The Right of a Private Life

Court replaced prejudice with a respect for human diversity

Sarasota Herald-Tribune, June 29, 2003
P. O. Box 1719, Sarasota, FL 33578
Fax: 941-957-5276 Email: letters.editor@heraldtribune.com

If the sex is consensual, private and gratis between adults, government should get out of the bedroom.

That’s essentially what the Supreme Court said Thursday, striking down anti- sodomy laws in a 6-3 ruling.

The decision, which repudiated earlier court logic on the issue, is a historic breakthrough for the cause of gay rights. But straight or gay, Americans have reason to celebrate this ruling: A strong majority of the justices told government to keep its nose out of citizens’ private lives—and sexuality is about as private as you can get.
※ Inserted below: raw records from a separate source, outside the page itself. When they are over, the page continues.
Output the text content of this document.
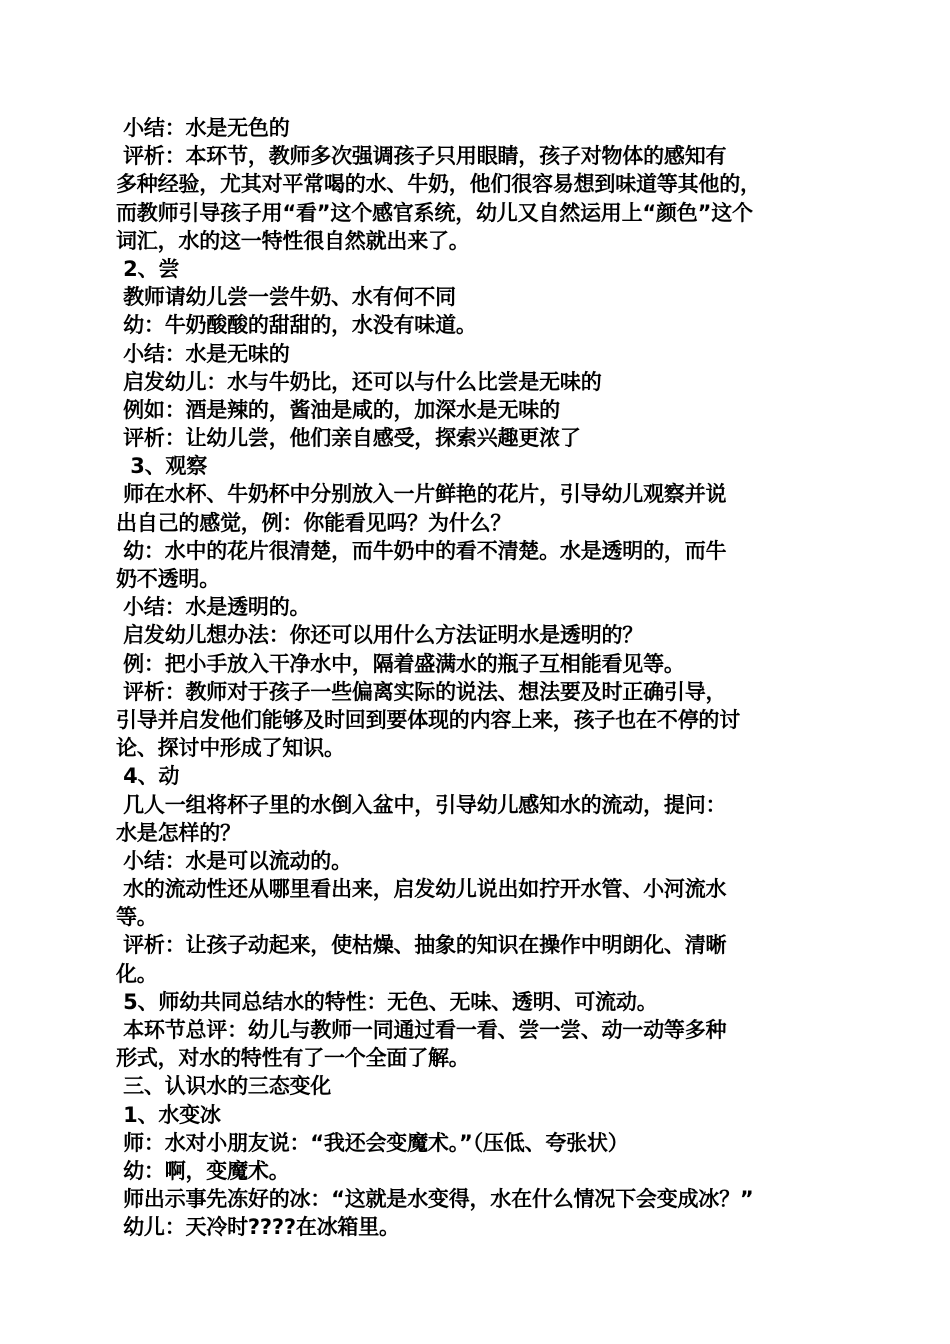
小结：水是无色的
评析：本环节，教师多次强调孩子只用眼睛，孩子对物体的感知有
多种经验，尤其对平常喝的水、牛奶，他们很容易想到味道等其他的，
而教师引导孩子用“看”这个感官系统，幼儿又自然运用上“颜色”这个
词汇，水的这一特性很自然就出来了。
2、尝
教师请幼儿尝一尝牛奶、水有何不同
幼：牛奶酸酸的甜甜的，水没有味道。
小结：水是无味的
启发幼儿：水与牛奶比，还可以与什么比尝是无味的
例如：酒是辣的，酱油是咸的，加深水是无味的
评析：让幼儿尝，他们亲自感受，探索兴趣更浓了
3、观察
师在水杯、牛奶杯中分别放入一片鲜艳的花片，引导幼儿观察并说
出自己的感觉，例：你能看见吗？为什么？
幼：水中的花片很清楚，而牛奶中的看不清楚。水是透明的，而牛
奶不透明。
小结：水是透明的。
启发幼儿想办法：你还可以用什么方法证明水是透明的？
例：把小手放入干净水中，隔着盛满水的瓶子互相能看见等。
评析：教师对于孩子一些偏离实际的说法、想法要及时正确引导，
引导并启发他们能够及时回到要体现的内容上来，孩子也在不停的讨
论、探讨中形成了知识。
4、动
几人一组将杯子里的水倒入盆中，引导幼儿感知水的流动，提问：
水是怎样的？
小结：水是可以流动的。
水的流动性还从哪里看出来，启发幼儿说出如拧开水管、小河流水
等。
评析：让孩子动起来，使枯燥、抽象的知识在操作中明朗化、清晰
化。
5、师幼共同总结水的特性：无色、无味、透明、可流动。
本环节总评：幼儿与教师一同通过看一看、尝一尝、动一动等多种
形式，对水的特性有了一个全面了解。
三、认识水的三态变化
1、水变冰
师：水对小朋友说：“我还会变魔术。”（压低、夸张状）
幼：啊，变魔术。
师出示事先冻好的冰：“这就是水变得，水在什么情况下会变成冰？”
幼儿：天冷时????在冰箱里。
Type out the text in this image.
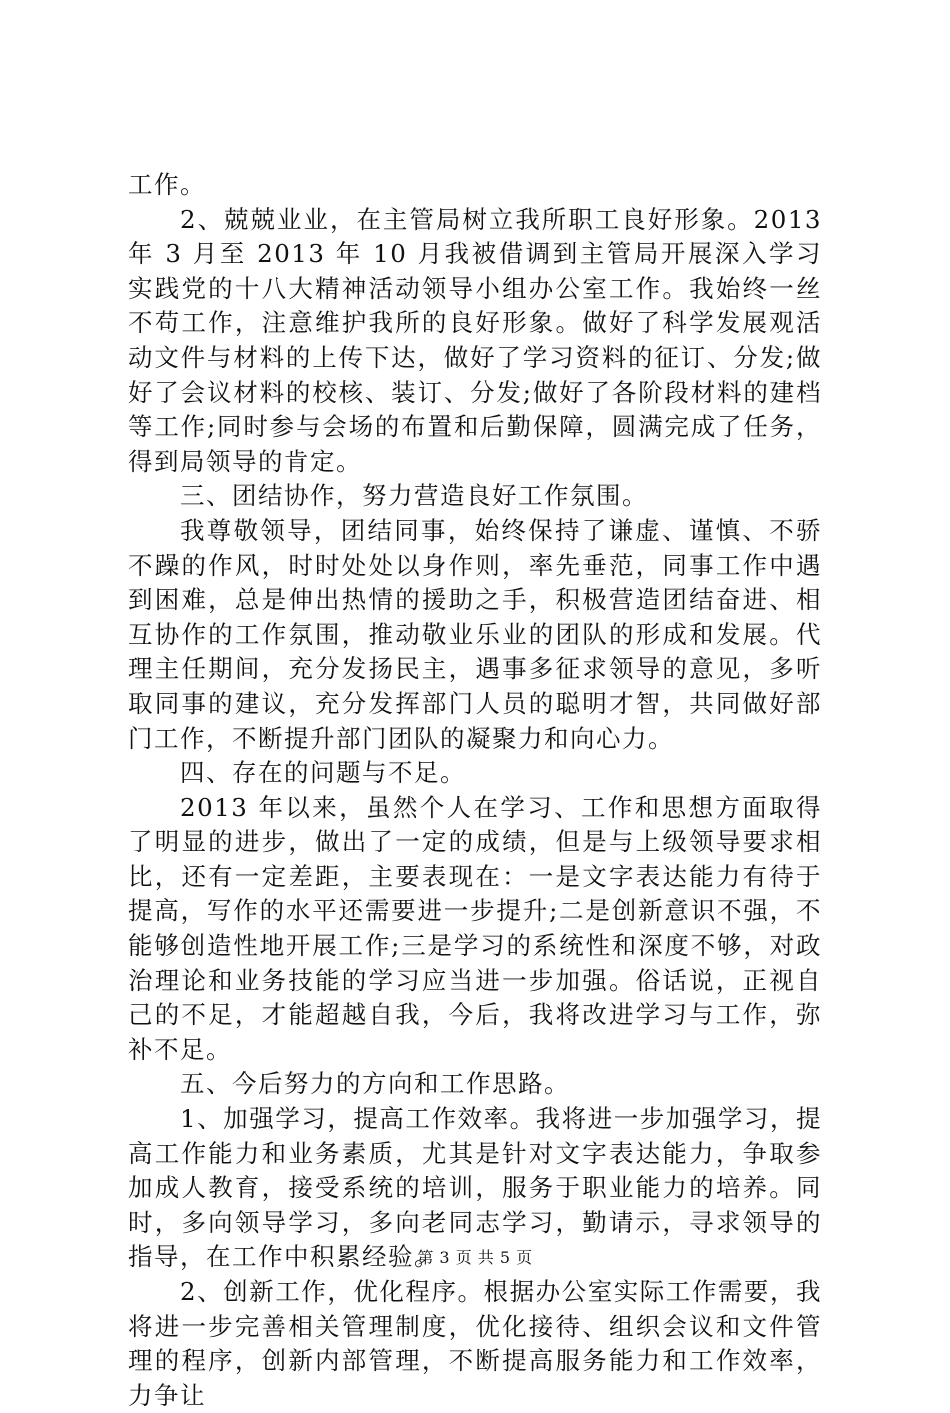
工作。

2、兢兢业业，在主管局树立我所职工良好形象。2013 年 3 月至 2013 年 10 月我被借调到主管局开展深入学习实践党的十八大精神活动领导小组办公室工作。我始终一丝不苟工作，注意维护我所的良好形象。做好了科学发展观活动文件与材料的上传下达，做好了学习资料的征订、分发;做好了会议材料的校核、装订、分发;做好了各阶段材料的建档等工作;同时参与会场的布置和后勤保障，圆满完成了任务，得到局领导的肯定。

三、团结协作，努力营造良好工作氛围。

我尊敬领导，团结同事，始终保持了谦虚、谨慎、不骄不躁的作风，时时处处以身作则，率先垂范，同事工作中遇到困难，总是伸出热情的援助之手，积极营造团结奋进、相互协作的工作氛围，推动敬业乐业的团队的形成和发展。代理主任期间，充分发扬民主，遇事多征求领导的意见，多听取同事的建议，充分发挥部门人员的聪明才智，共同做好部门工作，不断提升部门团队的凝聚力和向心力。

四、存在的问题与不足。

2013 年以来，虽然个人在学习、工作和思想方面取得了明显的进步，做出了一定的成绩，但是与上级领导要求相比，还有一定差距，主要表现在：一是文字表达能力有待于提高，写作的水平还需要进一步提升;二是创新意识不强，不能够创造性地开展工作;三是学习的系统性和深度不够，对政治理论和业务技能的学习应当进一步加强。俗话说，正视自己的不足，才能超越自我，今后，我将改进学习与工作，弥补不足。

五、今后努力的方向和工作思路。

1、加强学习，提高工作效率。我将进一步加强学习，提高工作能力和业务素质，尤其是针对文字表达能力，争取参加成人教育，接受系统的培训，服务于职业能力的培养。同时，多向领导学习，多向老同志学习，勤请示，寻求领导的指导，在工作中积累经验。

2、创新工作，优化程序。根据办公室实际工作需要，我将进一步完善相关管理制度，优化接待、组织会议和文件管理的程序，创新内部管理，不断提高服务能力和工作效率，力争让

第 3 页 共 5 页
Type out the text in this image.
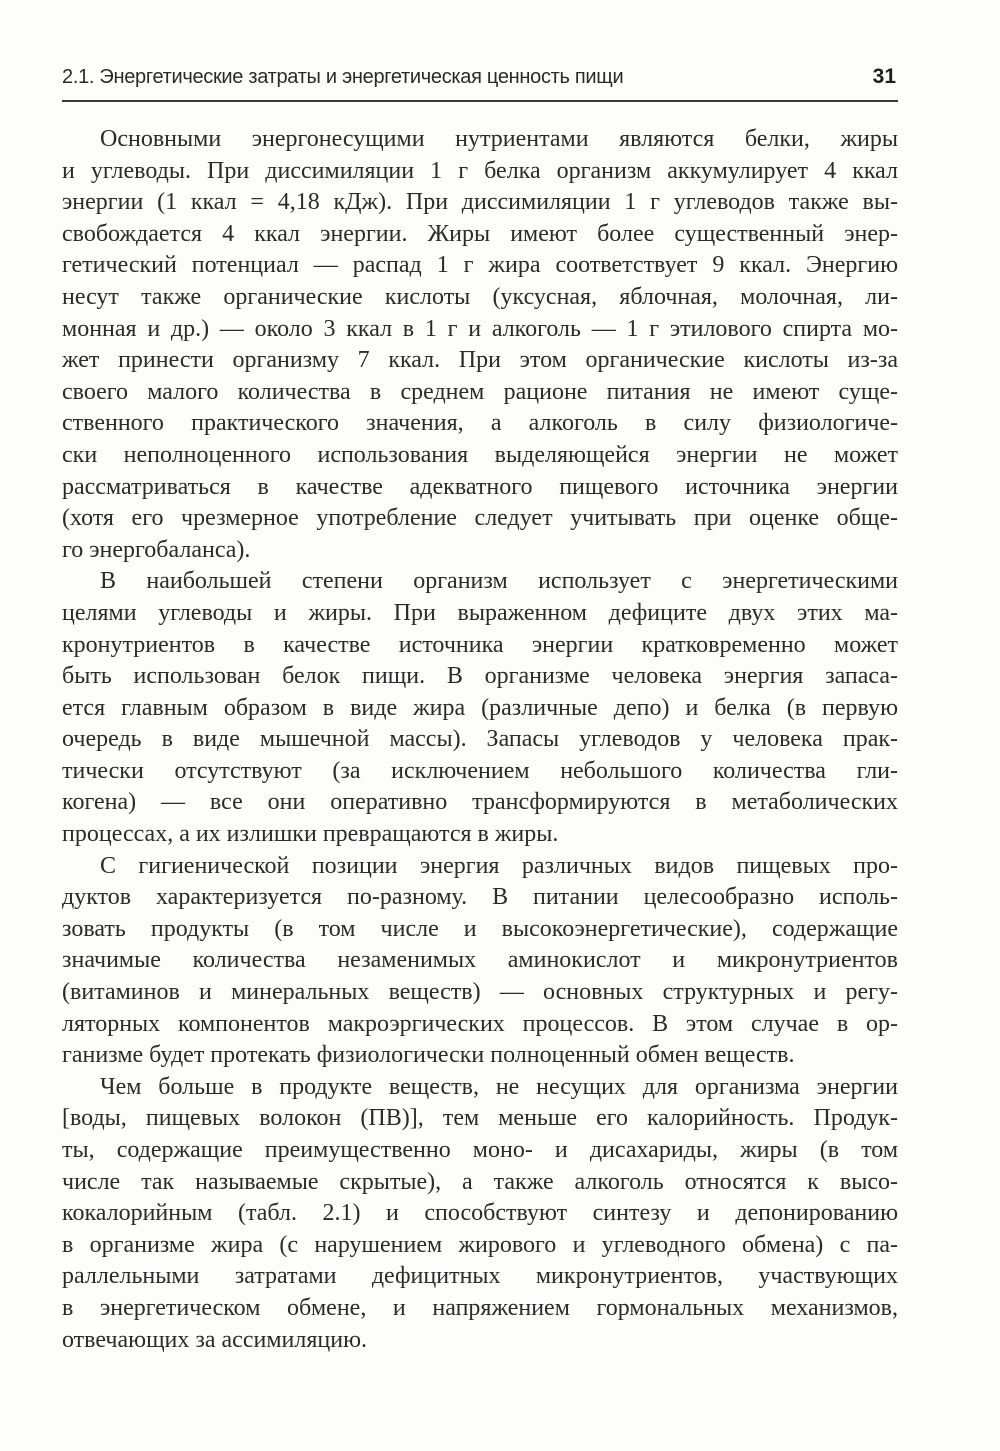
2.1. Энергетические затраты и энергетическая ценность пищи	31
Основными энергонесущими нутриентами являются белки, жиры
и углеводы. При диссимиляции 1 г белка организм аккумулирует 4 ккал
энергии (1 ккал = 4,18 кДж). При диссимиляции 1 г углеводов также вы-
свобождается 4 ккал энергии. Жиры имеют более существенный энер-
гетический потенциал — распад 1 г жира соответствует 9 ккал. Энергию
несут также органические кислоты (уксусная, яблочная, молочная, ли-
монная и др.) — около 3 ккал в 1 г и алкоголь — 1 г этилового спирта мо-
жет принести организму 7 ккал. При этом органические кислоты из-за
своего малого количества в среднем рационе питания не имеют суще-
ственного практического значения, а алкоголь в силу физиологиче-
ски неполноценного использования выделяющейся энергии не может
рассматриваться в качестве адекватного пищевого источника энергии
(хотя его чрезмерное употребление следует учитывать при оценке обще-
го энергобаланса).
В наибольшей степени организм использует с энергетическими
целями углеводы и жиры. При выраженном дефиците двух этих ма-
кронутриентов в качестве источника энергии кратковременно может
быть использован белок пищи. В организме человека энергия запаса-
ется главным образом в виде жира (различные депо) и белка (в первую
очередь в виде мышечной массы). Запасы углеводов у человека прак-
тически отсутствуют (за исключением небольшого количества гли-
когена) — все они оперативно трансформируются в метаболических
процессах, а их излишки превращаются в жиры.
С гигиенической позиции энергия различных видов пищевых про-
дуктов характеризуется по-разному. В питании целесообразно исполь-
зовать продукты (в том числе и высокоэнергетические), содержащие
значимые количества незаменимых аминокислот и микронутриентов
(витаминов и минеральных веществ) — основных структурных и регу-
ляторных компонентов макроэргических процессов. В этом случае в ор-
ганизме будет протекать физиологически полноценный обмен веществ.
Чем больше в продукте веществ, не несущих для организма энергии
[воды, пищевых волокон (ПВ)], тем меньше его калорийность. Продук-
ты, содержащие преимущественно моно- и дисахариды, жиры (в том
числе так называемые скрытые), а также алкоголь относятся к высо-
кокалорийным (табл. 2.1) и способствуют синтезу и депонированию
в организме жира (с нарушением жирового и углеводного обмена) с па-
раллельными затратами дефицитных микронутриентов, участвующих
в энергетическом обмене, и напряжением гормональных механизмов,
отвечающих за ассимиляцию.
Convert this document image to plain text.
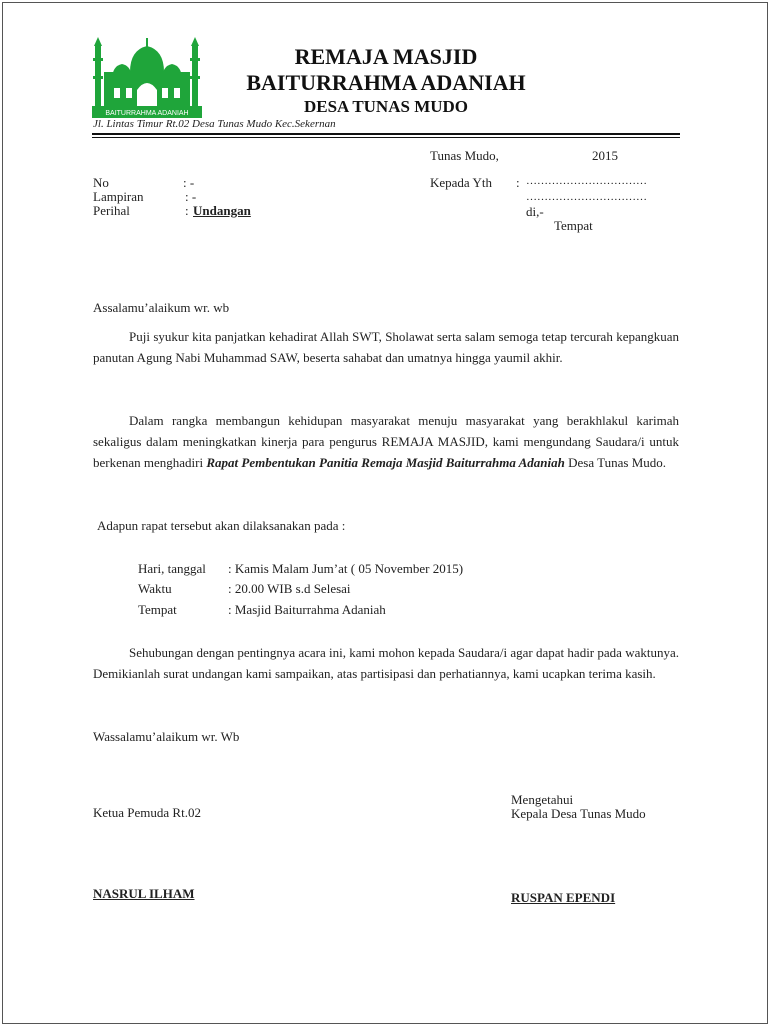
BAITURRAHMA ADANIAH
REMAJA MASJID
BAITURRAHMA ADANIAH
DESA TUNAS MUDO
Jl. Lintas Timur Rt.02 Desa Tunas Mudo Kec.Sekernan
Tunas Mudo,	2015
No	: -
Lampiran	: -
Perihal	: Undangan
Kepada Yth : ……………………………
……………………………
di,-
Tempat
Assalamu’alaikum wr. wb

Puji syukur kita panjatkan kehadirat Allah SWT, Sholawat serta salam semoga tetap tercurah kepangkuan panutan Agung Nabi Muhammad SAW, beserta sahabat dan umatnya hingga yaumil akhir.

Dalam rangka membangun kehidupan masyarakat menuju masyarakat yang berakhlakul karimah sekaligus dalam meningkatkan kinerja para pengurus REMAJA MASJID, kami mengundang Saudara/i untuk berkenan menghadiri Rapat Pembentukan Panitia Remaja Masjid Baiturrahma Adaniah Desa Tunas Mudo.

Adapun rapat tersebut akan dilaksanakan pada :
Hari, tanggal : Kamis Malam Jum’at ( 05 November 2015)
Waktu	: 20.00 WIB s.d Selesai
Tempat	: Masjid Baiturrahma Adaniah

Sehubungan dengan pentingnya acara ini, kami mohon kepada Saudara/i agar dapat hadir pada waktunya. Demikianlah surat undangan kami sampaikan, atas partisipasi dan perhatiannya, kami ucapkan terima kasih.

Wassalamu’alaikum wr. Wb
Ketua Pemuda Rt.02
NASRUL ILHAM
Mengetahui
Kepala Desa Tunas Mudo
RUSPAN EPENDI
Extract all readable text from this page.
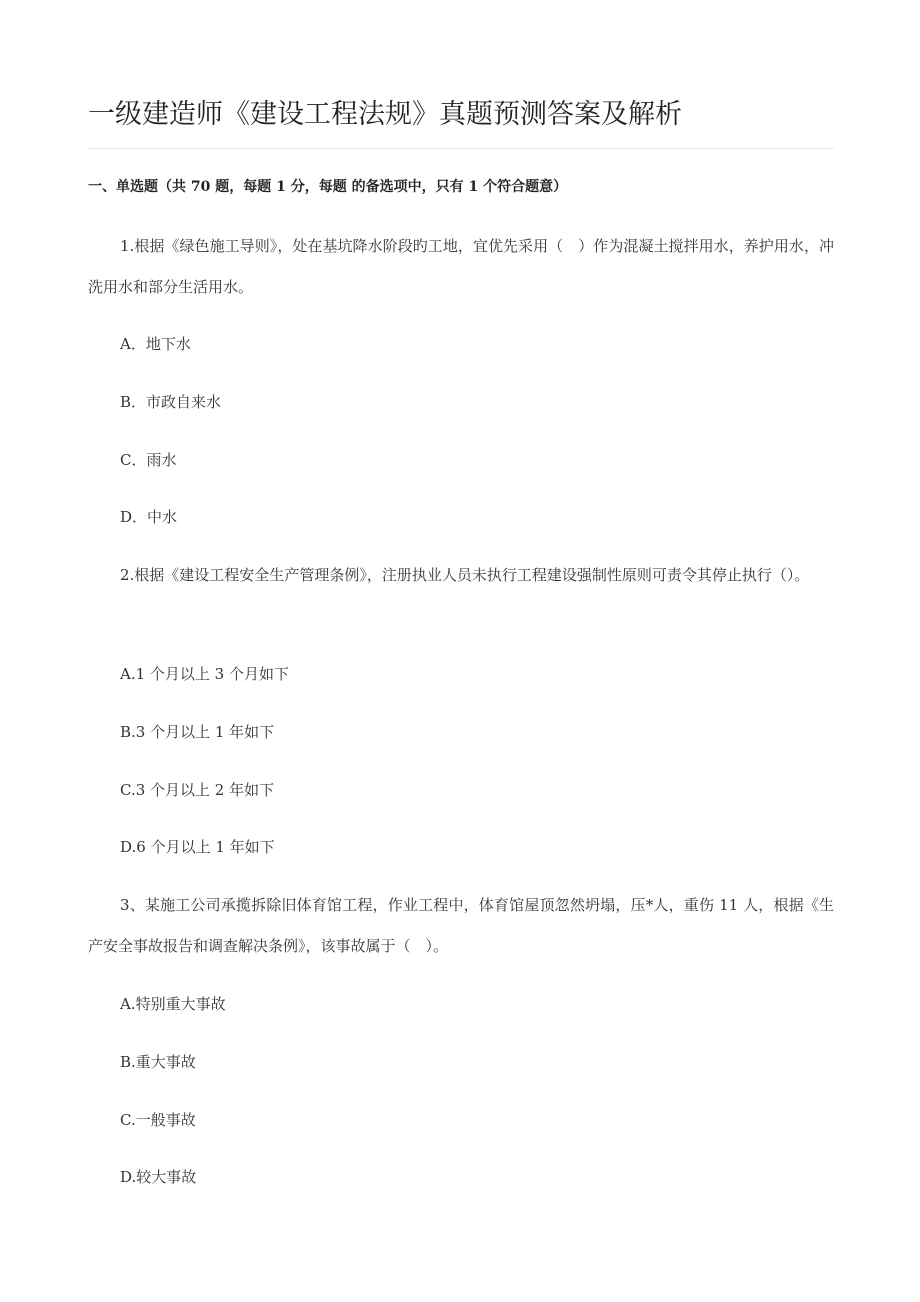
一级建造师《建设工程法规》真题预测答案及解析
一、单选题（共 70 题，每题 1 分，每题 的备选项中，只有 1 个符合题意）
1.根据《绿色施工导则》，处在基坑降水阶段旳工地，宜优先采用（　）作为混凝土搅拌用水，养护用水，冲洗用水和部分生活用水。
A．地下水
B．市政自来水
C．雨水
D．中水
2.根据《建设工程安全生产管理条例》，注册执业人员未执行工程建设强制性原则可责令其停止执行（）。
A.1 个月以上 3 个月如下
B.3 个月以上 1 年如下
C.3 个月以上 2 年如下
D.6 个月以上 1 年如下
3、某施工公司承揽拆除旧体育馆工程，作业工程中，体育馆屋顶忽然坍塌，压*人，重伤 11 人，根据《生产安全事故报告和调查解决条例》，该事故属于（　）。
A.特别重大事故
B.重大事故
C.一般事故
D.较大事故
Many Americans will detest this ruling because it legitimizes behavior that they consider “deviate” and sinful. They’re free to state those opinions, of course, but in this nation they’re not free to impose them on fellow citizens. The right of individuals to hold diverse beliefs and values is one of our country’s most cherished principles. The high court’s ruling is a welcome reaffirmation of this tradition.

Let it be clear here that the court did not sanction a lawless, anything-goes approach to sexuality. It took pains to stress that the case before it involved no coercion, child exploitation, prostitution, harassment or public lewdness. The principals were simply two consenting gay adults, arrested in their home.

“The State cannot demean their existence or control their destiny by making their private sexual conduct a crime,” Justice Anthony Kennedy wrote for the majority. “Their right to liberty under the Due Process Clause gives them the full right to engage in their conduct without intervention of the government.”

The court’s decision overturns a Texas law that banned sodomy between same-sex couples. However, it is likely to also invalidate broader statutes such as Florida’s, which outlawed sodomy for anybody. Thus, for heterosexual or homosexual couples, the court said government doesn’t belong between the sheets.

Dissenting Justice Antonin Scalia carped that this ruling will open the floodgates to the “homosexual agenda”—gay marriages, adoptions, etc. Such developments are anathema to groups like Focus on the Family, which warned that Thursday’s ruling erased “boundaries that prevent sexual chaos in our culture.”

They’re entitled to that view, but we don’t agree with it. Though the country clearly suffers from relationship chaos—as evidenced by the number of torn-apart families, domestic violence reports and child-abuse cases—the causes of it go much deeper than sexual identity. In any case, Thursday’s court ruling seems more likely to spread harmony than chaos, because it replaces prejudice with a new respect for human diversity.

The decision does not legalize gay marriage or adoption, but it may someday lead to them—and is that so bad? Would it be so terrible if two people who love and respect each other make a lifetime commitment in the eyes of the law?

The court closed off an avenue of discrimination, and opened a door to broader human rights. That, in our view, is not a bad thing at all.